In remarks at the symposium, Saberi called out a 2002 paper by Alvin Roth, professor of economics at Stanford and co-recipient of the 2012 Nobel Memorial Prize in Economic Sciences, that highlighted the emerging discipline of market design. Roth, a member of the new center, advanced the notion of economists as engineers.

Saberi also talked about the contributions of computer scientists, including research done by him and Ashlagi, influencing the design of online marketplaces.

Market design without borders

Roth, the Craig and Susan McCaw Professor in the School of Humanities and Sciences, said that national borders often hinder kidney exchanges. That’s because most countries don’t permit organs from foreign donors to be used within their borders for transplantation. He noted that the World Health Organization even encourages countries’ organ-procurement programs to be self-sufficient – that is, to draw only from the supply within their borders. Roth is not a fan of this approach.

“We don’t require countries to be self-sufficient in anything else,” he said. “When there’s a famine, we don’t advise countries to have a better, more robust agricultural sector. When there’s a COVID pandemic, we don’t advise countries to develop their pharmaceutical sector.”

Roth said one of his goals for the new center is to find ways to clear the logistical hurdles, such as different rules governing health care and patient privacy, that stymie efforts to coordinate kidney exchanges internationally.

“I’m hoping that we’re going to be able to overcome these border issues because end-stage renal disease is a global problem,” he said. “It needs global solutions.”

Opportunities, challenges in market design

During a panel discussion, several speakers discussed the possibilities and perils of AI in market design. Ann Miura Ko, PhD ’10, co-founding partner of the venture capital firm Floodgate, said she believes that generative AI will automate workflows and some knowledge work, such as generating contracts, clearing a path for “solopreneurs” to compete with large, established businesses.

Hal Varian, the chief economist at Google, raised the question of whether algorithms could violate antitrust law, citing a recent lawsuit alleging that several Atlantic City hotels engaged in illegal price-fixing by using the same algorithm to set rates for their rooms. He implicitly suggested that market-design models incorporating AI could potentially run afoul of antitrust law.

Other presenters discussed more specific market-design challenges. Paul Milgrom, professor of economics at Stanford and the Shirley R. and Leonard W. Ely, Jr.

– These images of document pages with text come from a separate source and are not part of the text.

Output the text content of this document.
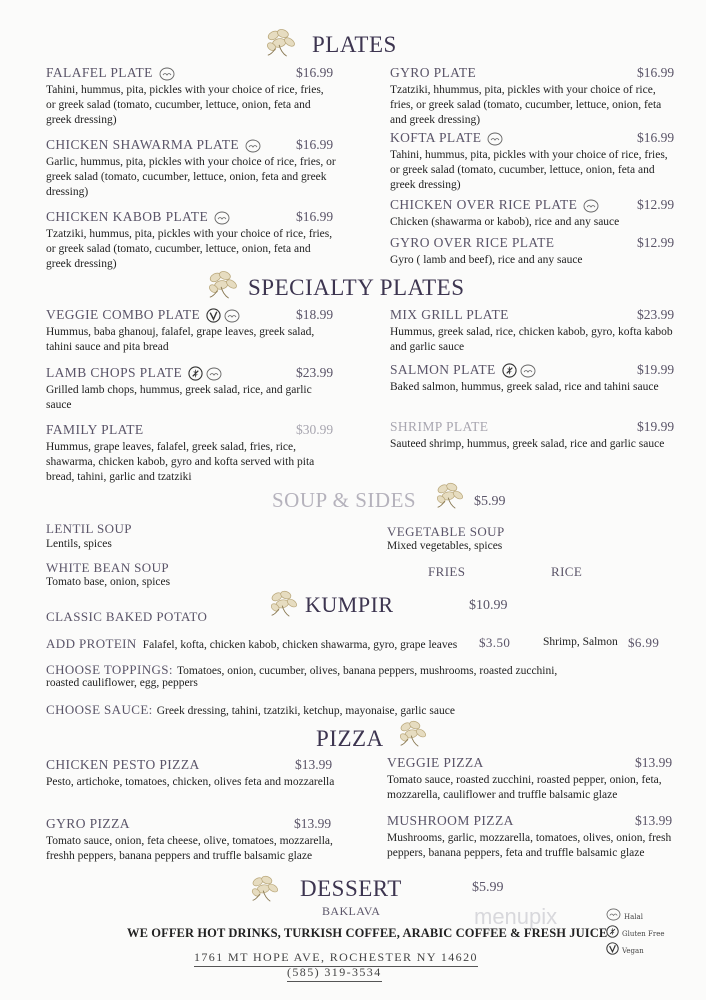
PLATES
FALAFEL PLATE	$16.99
Tahini, hummus, pita, pickles with your choice of rice, fries, or greek salad (tomato, cucumber, lettuce, onion, feta and greek dressing)
CHICKEN SHAWARMA PLATE	$16.99
Garlic, hummus, pita, pickles with your choice of rice, fries, or greek salad (tomato, cucumber, lettuce, onion, feta and greek dressing)
CHICKEN KABOB PLATE	$16.99
Tzatziki, hummus, pita, pickles with your choice of rice, fries, or greek salad (tomato, cucumber, lettuce, onion, feta and greek dressing)
GYRO PLATE	$16.99
Tzatziki, hhummus, pita, pickles with your choice of rice, fries, or greek salad (tomato, cucumber, lettuce, onion, feta and greek dressing)
KOFTA PLATE	$16.99
Tahini, hummus, pita, pickles with your choice of rice, fries, or greek salad (tomato, cucumber, lettuce, onion, feta and greek dressing)
CHICKEN OVER RICE PLATE	$12.99
Chicken (shawarma or kabob), rice and any sauce
GYRO OVER RICE PLATE	$12.99
Gyro ( lamb and beef), rice and any sauce
SPECIALTY PLATES
VEGGIE COMBO PLATE	$18.99
Hummus, baba ghanouj, falafel, grape leaves, greek salad, tahini sauce and pita bread
LAMB CHOPS PLATE	$23.99
Grilled lamb chops, hummus, greek salad, rice, and garlic sauce
FAMILY PLATE	$30.99
Hummus, grape leaves, falafel, greek salad, fries, rice, shawarma, chicken kabob, gyro and kofta served with pita bread, tahini, garlic and tzatziki
MIX GRILL PLATE	$23.99
Hummus, greek salad, rice, chicken kabob, gyro, kofta kabob and garlic sauce
SALMON PLATE	$19.99
Baked salmon, hummus, greek salad, rice and tahini sauce
SHRIMP PLATE	$19.99
Sauteed shrimp, hummus, greek salad, rice and garlic sauce
SOUP & SIDES	$5.99
LENTIL SOUP
Lentils, spices
WHITE BEAN SOUP
Tomato base, onion, spices
VEGETABLE SOUP
Mixed vegetables, spices
FRIES	RICE
KUMPIR	$10.99
CLASSIC BAKED POTATO
ADD PROTEIN Falafel, kofta, chicken kabob, chicken shawarma, gyro, grape leaves $3.50	Shrimp, Salmon $6.99
CHOOSE TOPPINGS: Tomatoes, onion, cucumber, olives, banana peppers, mushrooms, roasted zucchini,
roasted cauliflower, egg, peppers
CHOOSE SAUCE: Greek dressing, tahini, tzatziki, ketchup, mayonaise, garlic sauce
PIZZA
CHICKEN PESTO PIZZA	$13.99
Pesto, artichoke, tomatoes, chicken, olives feta and mozzarella
GYRO PIZZA	$13.99
Tomato sauce, onion, feta cheese, olive, tomatoes, mozzarella, freshh peppers, banana peppers and truffle balsamic glaze
VEGGIE PIZZA	$13.99
Tomato sauce, roasted zucchini, roasted pepper, onion, feta, mozzarella, cauliflower and truffle balsamic glaze
MUSHROOM PIZZA	$13.99
Mushrooms, garlic, mozzarella, tomatoes, olives, onion, fresh peppers, banana peppers, feta and truffle balsamic glaze
DESSERT	$5.99
BAKLAVA	menupix	Halal
Gluten Free
Vegan
WE OFFER HOT DRINKS, TURKISH COFFEE, ARABIC COFFEE & FRESH JUICE
1761 MT HOPE AVE, ROCHESTER NY 14620
(585) 319-3534
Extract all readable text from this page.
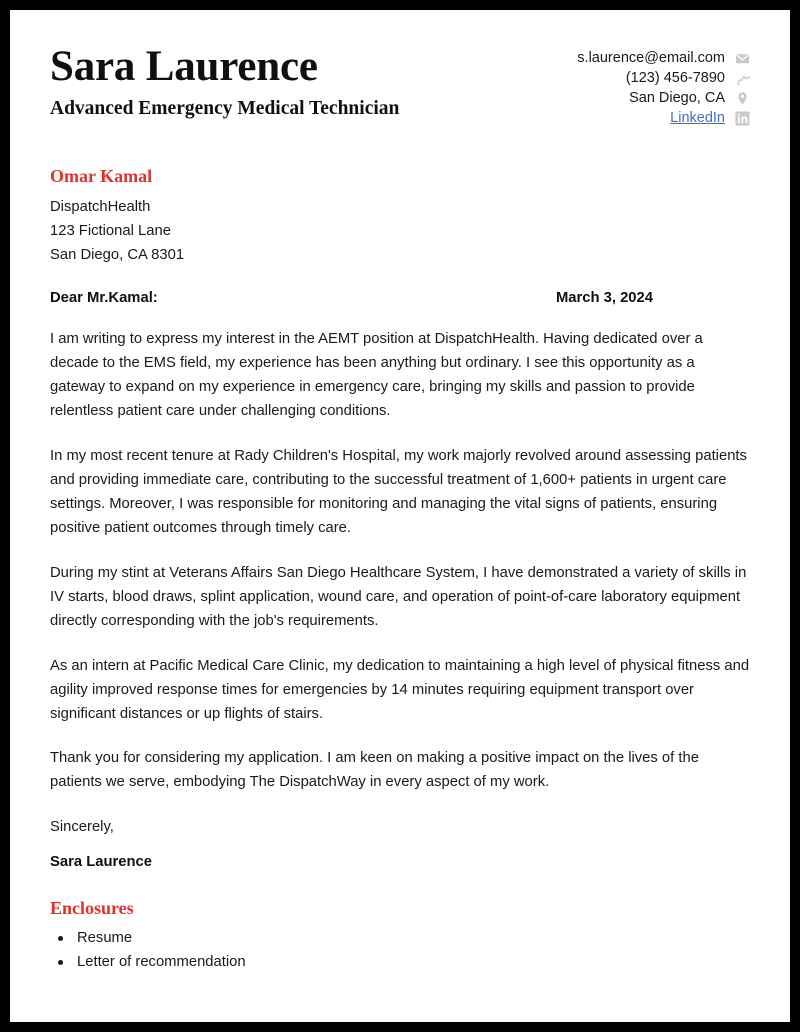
Sara Laurence
Advanced Emergency Medical Technician
s.laurence@email.com
(123) 456-7890
San Diego, CA
LinkedIn
Omar Kamal
DispatchHealth
123 Fictional Lane
San Diego, CA 8301
Dear Mr.Kamal:	March 3, 2024

I am writing to express my interest in the AEMT position at DispatchHealth. Having dedicated over a decade to the EMS field, my experience has been anything but ordinary. I see this opportunity as a gateway to expand on my experience in emergency care, bringing my skills and passion to provide relentless patient care under challenging conditions.

In my most recent tenure at Rady Children's Hospital, my work majorly revolved around assessing patients and providing immediate care, contributing to the successful treatment of 1,600+ patients in urgent care settings. Moreover, I was responsible for monitoring and managing the vital signs of patients, ensuring positive patient outcomes through timely care.

During my stint at Veterans Affairs San Diego Healthcare System, I have demonstrated a variety of skills in IV starts, blood draws, splint application, wound care, and operation of point-of-care laboratory equipment directly corresponding with the job's requirements.

As an intern at Pacific Medical Care Clinic, my dedication to maintaining a high level of physical fitness and agility improved response times for emergencies by 14 minutes requiring equipment transport over significant distances or up flights of stairs.

Thank you for considering my application. I am keen on making a positive impact on the lives of the patients we serve, embodying The DispatchWay in every aspect of my work.

Sincerely,

Sara Laurence

Enclosures
Resume
Letter of recommendation
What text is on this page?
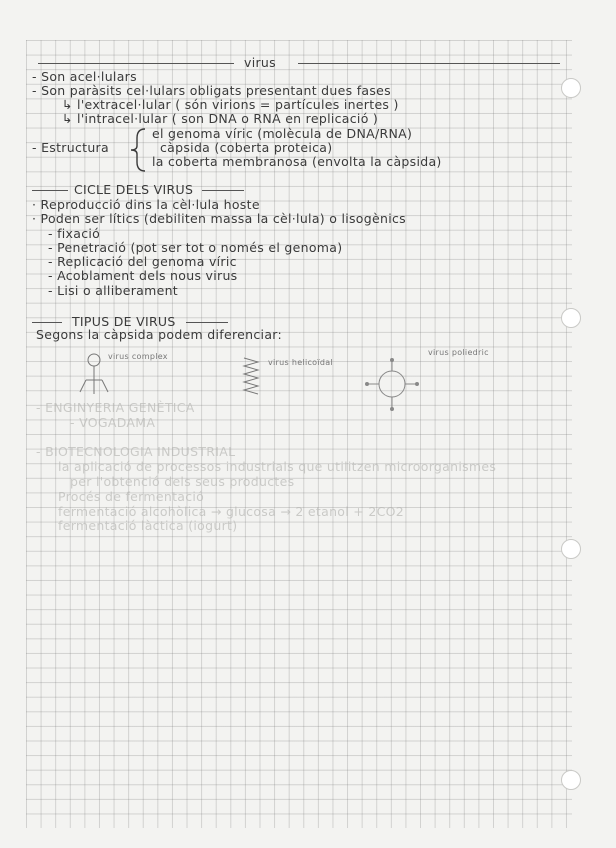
- ENGINYERIA GENÈTICA
- VOGADAMA
- BIOTECNOLOGIA INDUSTRIAL
la aplicació de processos industrials que utilitzen microorganismes
per l'obtenció dels seus productes
Procés de fermentació
fermentació alcohòlica → glucosa → 2 etanol + 2CO2
fermentació làctica (iogurt)
virus
- Son acel·lulars
- Son paràsits cel·lulars obligats presentant dues fases
↳ l'extracel·lular ( són virions = partícules inertes )
↳ l'intracel·lular ( son DNA o RNA en replicació )
- Estructura
el genoma víric (molècula de DNA/RNA)
càpsida (coberta proteica)
la coberta membranosa (envolta la càpsida)
CICLE DELS VIRUS
· Reproducció dins la cèl·lula hoste
· Poden ser lítics (debiliten massa la cèl·lula) o lisogènics
- fixació
- Penetració (pot ser tot o només el genoma)
- Replicació del genoma víric
- Acoblament dels nous virus
- Lisi o alliberament
TIPUS DE VIRUS
Segons la càpsida podem diferenciar:
virus complex
virus helicoïdal
virus poliedric
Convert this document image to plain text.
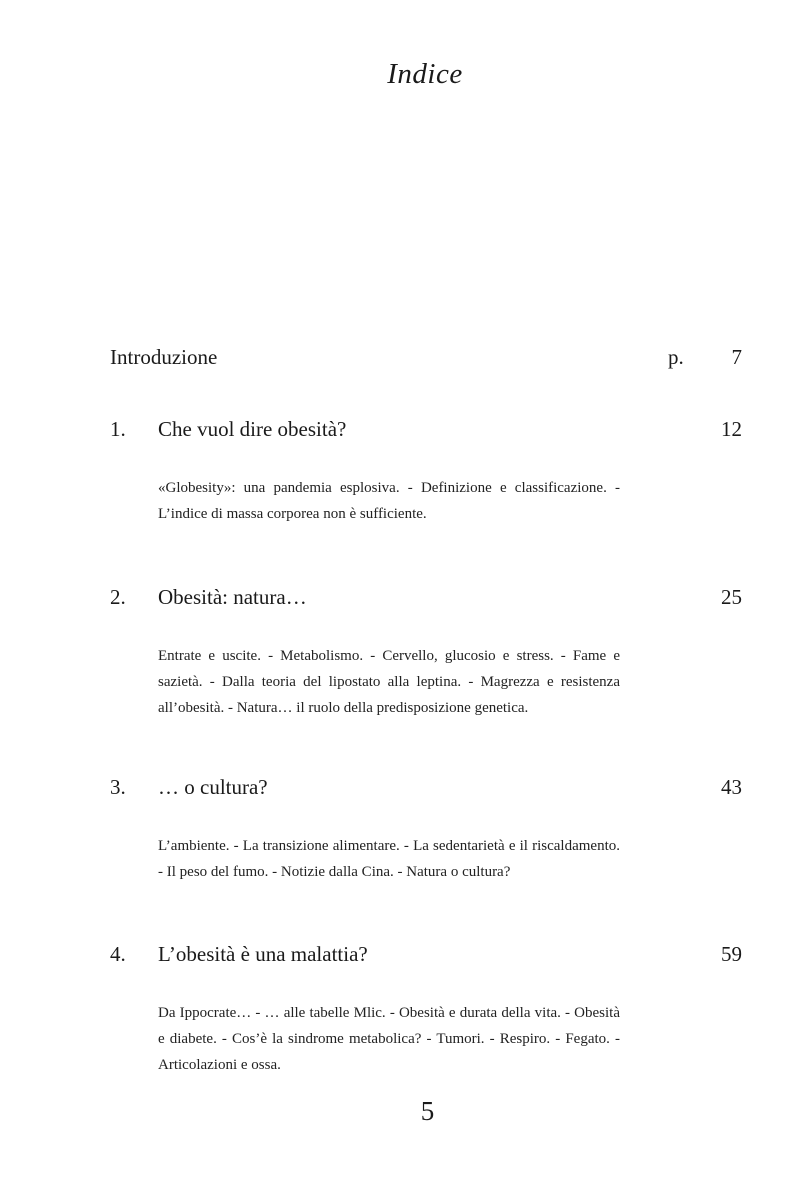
Indice
Introduzione	p. 7
1. Che vuol dire obesità?	12
«Globesity»: una pandemia esplosiva. - Definizione e classificazione. - L’indice di massa corporea non è sufficiente.
2. Obesità: natura…	25
Entrate e uscite. - Metabolismo. - Cervello, glucosio e stress. - Fame e sazietà. - Dalla teoria del lipostato alla leptina. - Magrezza e resistenza all’obesità. - Natura… il ruolo della predisposizione genetica.
3. … o cultura?	43
L’ambiente. - La transizione alimentare. - La sedentarietà e il riscaldamento. - Il peso del fumo. - Notizie dalla Cina. - Natura o cultura?
4. L’obesità è una malattia?	59
Da Ippocrate… - … alle tabelle Mlic. - Obesità e durata della vita. - Obesità e diabete. - Cos’è la sindrome metabolica? - Tumori. - Respiro. - Fegato. - Articolazioni e ossa.
5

Professor in the School of Humanities and Sciences, said he hopes to design a market for water allocation in California. A co-recipient of the 2020 Nobel Memorial Prize in Economic Sciences, Milgrom said he plans to tackle the project by applying lessons he learned as an architect of the Federal Communications Commission’s system for auctioning radio spectrum from television to wireless broadband. Challenges posed by allocating spectrum are somewhat similar to those posed by designing a market for water allocation in the state, he said.

During the reception following the symposium, Ashlagi surveyed attendees as they munched on hors d’oeuvres and sipped drinks. “As a part of the center’s work, we hope to organize workshops that bring experts from outside and inside academia to collaborate,” he said. “We want to inspire the next generation to pursue innovative and effective market design.”